不思議な暗合ということがある。いつも見ている内田樹さんのブログを読んでいると、野田秀樹の「AERA」の記事を引用して、彼が出演した芝居のことが書いてあった。30年も昔に俳優座で行われた(というか右翼の街宣車が襲来して中止になったのだが)この芝居は、「劇団駒場」主宰、芥正彦(『三島由紀夫VS東大全共闘』)に登場している)の挑発的演劇だったのだが、偶然にも私は現場に居合わせているのである。確か、「メアリー・ジェーン」の福島哲雄さんも一緒だったと思う。どういうわけか、六本木俳優座の屋上に上がって右翼の街宣車が押し寄せてくるさまを二人して眺めていたことを思い出す。
なぜ、格別「左翼的」というわけでもないジャズ喫茶店主二人がこんな過激な演劇を見に行ったのかというと、阿部薫が出演したからだ。いーぐるの常連だった芥を介して、私たち二人は阿部を紹介された。そういう縁があったので、芥の「傾向演劇」(古いなあ)を見物に行ったのだった。
暗合というのは、2、3日前、珍しく近所の公園で芥に会ったからだ。まあ、住まいが近いので会うことは不思議でもないのだが、昼前に芥が公園の鉄棒にぶら下がっているのはなぜかおかしかった。ちょっとした雑談をして分かれたのだが、時を同じくして、内田さんが30年も昔の、一日限りの芥の芝居の現場に居たという日記が出たというのがおもしろい。

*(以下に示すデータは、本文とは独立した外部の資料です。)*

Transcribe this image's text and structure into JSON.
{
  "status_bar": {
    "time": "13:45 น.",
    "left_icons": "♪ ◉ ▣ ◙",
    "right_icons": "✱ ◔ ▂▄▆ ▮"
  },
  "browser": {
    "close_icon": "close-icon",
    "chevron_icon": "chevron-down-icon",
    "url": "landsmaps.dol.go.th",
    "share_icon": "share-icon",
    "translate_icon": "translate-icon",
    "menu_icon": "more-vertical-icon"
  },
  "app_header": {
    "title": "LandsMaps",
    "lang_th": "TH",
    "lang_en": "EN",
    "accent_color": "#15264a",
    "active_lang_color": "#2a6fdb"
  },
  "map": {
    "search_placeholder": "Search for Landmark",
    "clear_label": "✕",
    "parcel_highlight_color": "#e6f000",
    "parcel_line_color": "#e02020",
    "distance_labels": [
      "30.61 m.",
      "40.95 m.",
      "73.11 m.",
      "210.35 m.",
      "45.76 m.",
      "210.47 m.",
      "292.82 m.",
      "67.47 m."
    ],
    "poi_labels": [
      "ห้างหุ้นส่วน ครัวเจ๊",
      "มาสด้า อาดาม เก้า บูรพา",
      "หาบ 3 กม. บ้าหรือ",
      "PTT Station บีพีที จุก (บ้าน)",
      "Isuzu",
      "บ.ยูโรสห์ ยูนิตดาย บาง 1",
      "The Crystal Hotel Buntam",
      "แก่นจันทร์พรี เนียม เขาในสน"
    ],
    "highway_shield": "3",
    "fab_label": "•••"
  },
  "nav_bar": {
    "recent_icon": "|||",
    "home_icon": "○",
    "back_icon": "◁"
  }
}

こんなものを見に行っていたなんて、内田さんという方も物好きだなあと思ったが、この芝居のプロデューサーだった万代さんとはクラスメートだそうだ。当時いーぐるで劇団駒場の打ち上げをよくやったので私も劇団員たちを知っているが、その中で唯一万代さんは「常識人」だと思ったが、内田さんに言わせるとやはり「奇人」であったらしい。もっとも、今では有名な社会学者である橋爪大三郎さんも、かつては劇団駒場の団員で、新宿の歩行者天国阿部薫のアルトに合わせて舞踏をしていたというのだから、やはり当時の東大はかなりおかしなところだったのだろう。
この事件の少し後だったか、阿部は死んでしまった。死の直前、阿部から毎晩のようにして間章に対する愚痴ともなんともつかない長電話があったが、阿部の死から1ヶ月もしないうちに間も死んでしまった。なんだか訳のわからない時代だった。